A federal judge has granted a plaintiff’s motion to remand in a personal injury case playing out against retail giant Wal-Mart.

U.S. District Judge Joel H. Slomsky, sitting in the Eastern District of Pennsylvania, agreed to send a case initiated by Stephan Stewart against Wal-Mart Distribution Center and Wal-Mart Stores Inc. back to the Philadelphia Court of Common Pleas because joinder of two additional defendants destroyed the federal court’s diversity of citizenship jurisdiction.

Stewart sued the Wal-Mart defendants in early August of last year over allegations that he cut his knuckle on March 1, 2011, while removing debris from the inside of a pallet at the company’s distribution center.

The plaintiff had been employed by Rehrig Penn Logistics at the time, working as a pallet cleaner and sorter for the retailer’s distribution center.

The Pennsylvania Record previously reported on the lawsuit.

In his civil action, Stewart alleges that the defendants’ negligence caused his personal injuries, and he asserts that Wal-Mart knew or should have known about the “unreasonably dangerous” condition of the pallets at the distribution center.

On Aug. 29, 2012, the record shows, the defendants removed the case to the U.S. District Court because, they contended, there was diversity in citizenship among the parties.

The plaintiff subsequently filed a motion to remand, saying the matter belonged in state court because he discovered that two Wal-Mart managers may be responsible for his injuries.

Stewart filed with the motion to remand a supplemental brief seeking to join the two managers, identified as Chris Cherry and Ed Geisler, to the litigation.

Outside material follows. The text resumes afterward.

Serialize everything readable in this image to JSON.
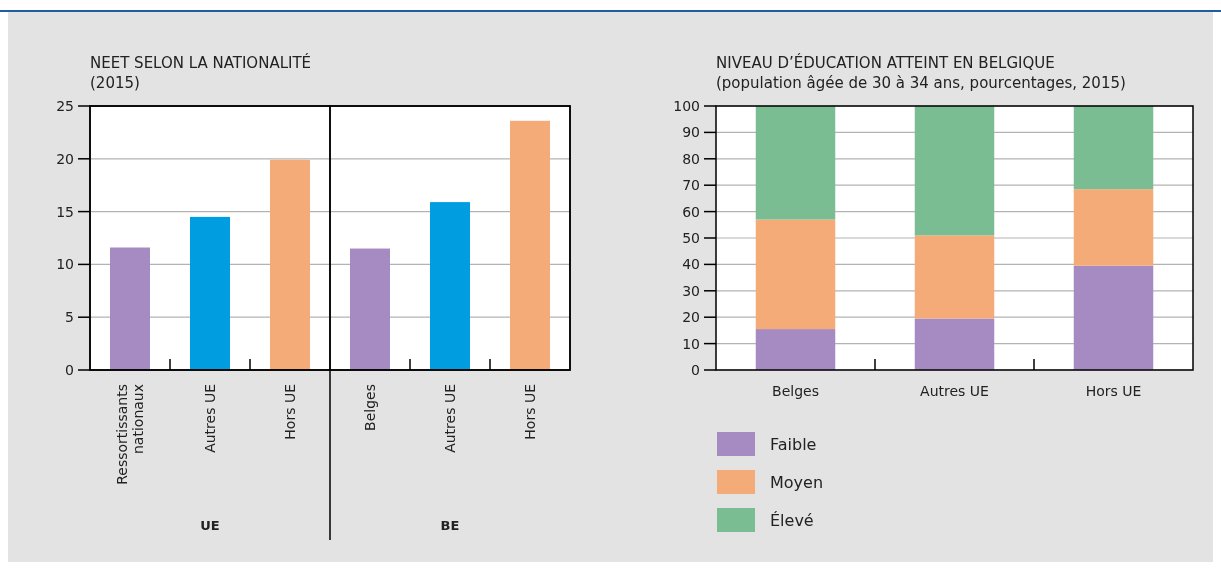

Cherry was an operations manager and Geisler was an asset protection manager at the Wal-Mart distribution center where the plaintiff’s alleged injuries took place.

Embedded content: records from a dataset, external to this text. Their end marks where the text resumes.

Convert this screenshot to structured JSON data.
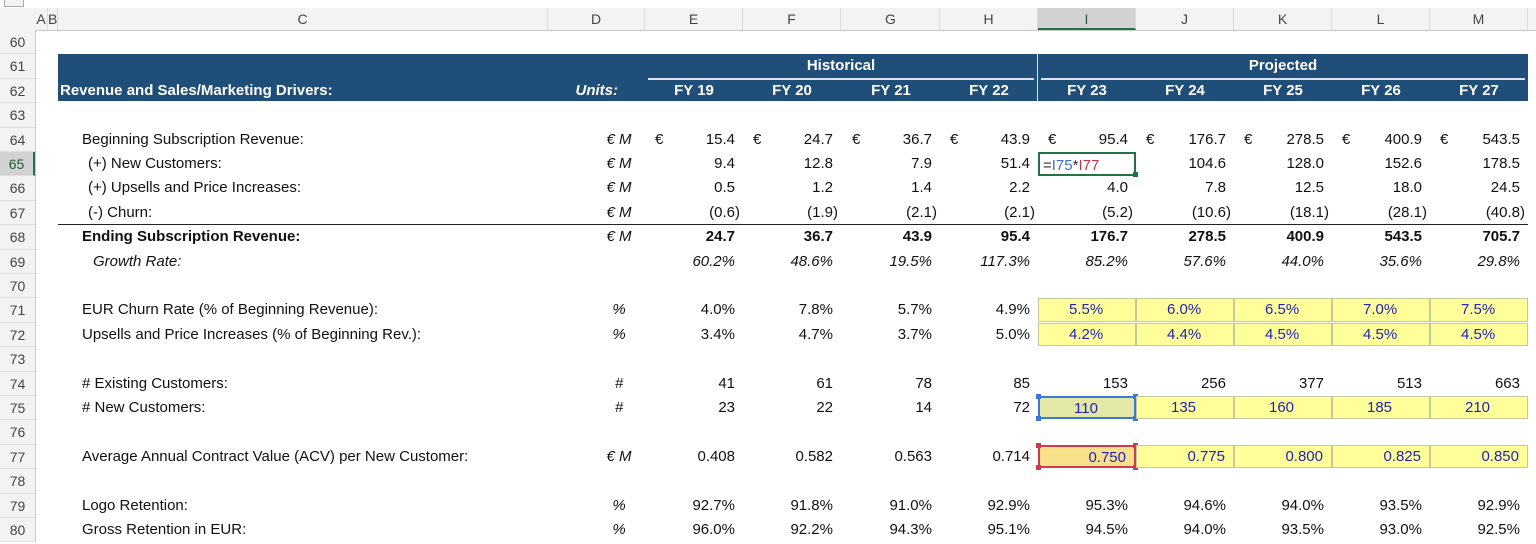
{
  "columns": [
    "A",
    "B",
    "C",
    "D",
    "E",
    "F",
    "G",
    "H",
    "I",
    "J",
    "K",
    "L",
    "M"
  ],
  "selected_column": "I",
  "selected_row": 65,
  "row_numbers": [
    60,
    61,
    62,
    63,
    64,
    65,
    66,
    67,
    68,
    69,
    70,
    71,
    72,
    73,
    74,
    75,
    76,
    77,
    78,
    79,
    80
  ],
  "header": {
    "historical": "Historical",
    "projected": "Projected",
    "title": "Revenue and Sales/Marketing Drivers:",
    "units": "Units:",
    "years": [
      "FY 19",
      "FY 20",
      "FY 21",
      "FY 22",
      "FY 23",
      "FY 24",
      "FY 25",
      "FY 26",
      "FY 27"
    ]
  },
  "colors": {
    "header_band": "#1f4e78",
    "input_fill": "#ffff99",
    "input_text": "#2222bb",
    "selection": "#217346"
  },
  "active_cell": {
    "ref": "I65",
    "formula": {
      "eq": "=",
      "ref1": "I75",
      "op": "*",
      "ref2": "I77"
    }
  },
  "rows": [
    {
      "row": 64,
      "label": "Beginning Subscription Revenue:",
      "units": "€ M",
      "euro": "€",
      "values": [
        "15.4",
        "24.7",
        "36.7",
        "43.9",
        "95.4",
        "176.7",
        "278.5",
        "400.9",
        "543.5"
      ]
    },
    {
      "row": 65,
      "label": "(+) New Customers:",
      "units": "€ M",
      "values": [
        "9.4",
        "12.8",
        "7.9",
        "51.4",
        "",
        "104.6",
        "128.0",
        "152.6",
        "178.5"
      ]
    },
    {
      "row": 66,
      "label": "(+) Upsells and Price Increases:",
      "units": "€ M",
      "values": [
        "0.5",
        "1.2",
        "1.4",
        "2.2",
        "4.0",
        "7.8",
        "12.5",
        "18.0",
        "24.5"
      ]
    },
    {
      "row": 67,
      "label": "(-) Churn:",
      "units": "€ M",
      "values": [
        "(0.6)",
        "(1.9)",
        "(2.1)",
        "(2.1)",
        "(5.2)",
        "(10.6)",
        "(18.1)",
        "(28.1)",
        "(40.8)"
      ]
    },
    {
      "row": 68,
      "label": "Ending Subscription Revenue:",
      "units": "€ M",
      "style": "bold",
      "values": [
        "24.7",
        "36.7",
        "43.9",
        "95.4",
        "176.7",
        "278.5",
        "400.9",
        "543.5",
        "705.7"
      ]
    },
    {
      "row": 69,
      "label": "Growth Rate:",
      "units": "",
      "style": "ital",
      "values": [
        "60.2%",
        "48.6%",
        "19.5%",
        "117.3%",
        "85.2%",
        "57.6%",
        "44.0%",
        "35.6%",
        "29.8%"
      ]
    },
    {
      "row": 71,
      "label": "EUR Churn Rate (% of Beginning Revenue):",
      "units": "%",
      "input": "left",
      "values": [
        "4.0%",
        "7.8%",
        "5.7%",
        "4.9%",
        "5.5%",
        "6.0%",
        "6.5%",
        "7.0%",
        "7.5%"
      ]
    },
    {
      "row": 72,
      "label": "Upsells and Price Increases (% of Beginning Rev.):",
      "units": "%",
      "input": "left",
      "values": [
        "3.4%",
        "4.7%",
        "3.7%",
        "5.0%",
        "4.2%",
        "4.4%",
        "4.5%",
        "4.5%",
        "4.5%"
      ]
    },
    {
      "row": 74,
      "label": "# Existing Customers:",
      "units": "#",
      "values": [
        "41",
        "61",
        "78",
        "85",
        "153",
        "256",
        "377",
        "513",
        "663"
      ]
    },
    {
      "row": 75,
      "label": "# New Customers:",
      "units": "#",
      "input": "mid",
      "values": [
        "23",
        "22",
        "14",
        "72",
        "110",
        "135",
        "160",
        "185",
        "210"
      ]
    },
    {
      "row": 77,
      "label": "Average Annual Contract Value (ACV) per New Customer:",
      "units": "€ M",
      "input": "right",
      "values": [
        "0.408",
        "0.582",
        "0.563",
        "0.714",
        "0.750",
        "0.775",
        "0.800",
        "0.825",
        "0.850"
      ]
    },
    {
      "row": 79,
      "label": "Logo Retention:",
      "units": "%",
      "values": [
        "92.7%",
        "91.8%",
        "91.0%",
        "92.9%",
        "95.3%",
        "94.6%",
        "94.0%",
        "93.5%",
        "92.9%"
      ]
    },
    {
      "row": 80,
      "label": "Gross Retention in EUR:",
      "units": "%",
      "values": [
        "96.0%",
        "92.2%",
        "94.3%",
        "95.1%",
        "94.5%",
        "94.0%",
        "93.5%",
        "93.0%",
        "92.5%"
      ]
    }
  ]
}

The plaintiff’s amended complaint says that Cherry and Geisler were negligent because they knew or should have known that the distribution center was, and remained, in an unreasonably unsafe and unsanitary condition.

Both Cherry and Geisler are Pennsylvania residents, which is why Stewart sought to remand the case back to state court in Philadelphia.

Stewart maintained that he wasn’t seeking to join the two additional defendants “solely to destroy diversity but rather to assert meritorious causes of action against potential culpable parties,” according to the memorandum by Slomsky, the judge.

“Plaintiff does not allege that he was unaware of the existence of Cherry and Geisler when he filed the Complaint,” Slomsky wrote. “Plaintiff contends that he was not aware of the role Cherry and Geisler played in the alleged wrongdoing at the time the Complaint was filed.”

It wasn’t until after Stewart filed his motion to remand that the plaintiff learned of additional parties who may be responsible for his injuries, Stewart had asserted, according to the judicial memorandum.

Slomsky agreed with the plaintiff’s argument that if joinder wasn’t granted, his lawyer would have to do “duplicative work,” since Stewart would be required to bring a separate state court action to pursue his claims against the two additional defendants.

“In both a state and federal action, the facts and issues appear to be identical, and it would be burdensome to pursue both cases at the same time. This burden on Plaintiff will be significant and prejudicial if joinder is not permitted.”

Slomsky, in granting remand, also noted the Third Circuit U.S. Court of Appeal’s statement that “removal statutes are generally ‘to be strictly construed against removal and all doubts should be resolved in favor of remand.’”

In this case, the judge wrote, “the presumption of state jurisdiction … weighs in favor of granting the instant Motion for Remand.”

The case was remanded to the Philadelphia Court of Common Pleas.